Watch your body mechanics when hauling luggage, too. If you're moving something into or out of the overhead bin, you want to be facing it squarely and reaching directly in front of you, which people often ignore because the aisle is crowded. You don't want to be standing diagonally in the aisle where there's not enough room to fit sideways due to the other passengers. You certainly don't want to be reaching for a bag that's over the row behind or in front of you. And for goodness sake, don't try to curl your arm up around the bulkhead to pull out a bag you know is there, when you're still crouched in the middle seat waiting for the aisle-seat guy to move. For that matter, if you can't stand up fully while waiting to disembark, just stay seated until it's your row's turn.

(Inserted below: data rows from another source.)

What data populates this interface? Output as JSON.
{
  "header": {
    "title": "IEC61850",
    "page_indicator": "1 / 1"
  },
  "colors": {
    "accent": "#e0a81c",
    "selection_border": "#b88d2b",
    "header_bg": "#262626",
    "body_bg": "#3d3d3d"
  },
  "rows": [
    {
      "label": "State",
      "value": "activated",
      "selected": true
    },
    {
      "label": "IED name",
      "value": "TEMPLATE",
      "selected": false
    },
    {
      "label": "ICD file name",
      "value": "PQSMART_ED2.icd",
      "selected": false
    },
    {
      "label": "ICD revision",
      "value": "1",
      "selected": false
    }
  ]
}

I'm amazed at how many people are in a rush to stand like hunchbacks above the nice comfy window seat when it's clearly going to be 5-10 minutes before their row can go anywhere.

When you're pulling or picking up a bag, don't jerk it -- that jerks your body, too. Aim for smooth starts and stops. And if you're picking anything up off the floor, obviously lift with your legs instead of your back.
posted by vytae at 10:13 AM on March 25, 2011

Work on your abs when you are not flying.

Get up and stand, and get up and walk, whenever you can during your flight.

Stretch before and after the flight.

And, if you are tall, choose a bulkhead seat or an exit row to give you room to stretch out.
posted by misha at 10:35 AM on March 25, 2011

I was going to say everything Misha just said.

for abs/core strength, I'd recommend taking up pilates, though yoga would work well too. and also practice your posture when you're sitting. if you learn to sit with your core muscles properly engaged, then the weight of your body will be better distributed and that should be the end of your back pain. (if you don't have a clue what I'm talking about, this is the sort of thing that you will learn from yoga and pilates.)
posted by spindle at 11:54 AM on March 25, 2011 [1 favorite]

Seconding posture. I used to have terrible back pain sitting in one place until I realized I wasn't sitting on my ass, but on a sort of curved spine/tailbone/hip thing. Solution: shove my ass as far back in the seat as I can. Spine is parallel-ish to the seatback and ass firmly on the seat. Success.

(But I am normal sized. If you are large or small, this might not work.)
posted by gjc at 3:55 PM on March 25, 2011

I was going to say everything that vytae said probably better. I recently flew for the first time after I began treatment for a severe lower back injury (coupled with arthritis in my back), and my chiropractor has taught me to roll stuff up whenever I go somewhere I can't get lumbar support. So I just rolled up my scarf, but you can use a jacket or sweater or anything, really (since pillows are getting harder to find on flights). The key is that you want to keep a curve to your lower back, your spine should curve in there and then back out around your butt. Most of the chairs we sit in force our backs into a C-shape, which is what causes pain.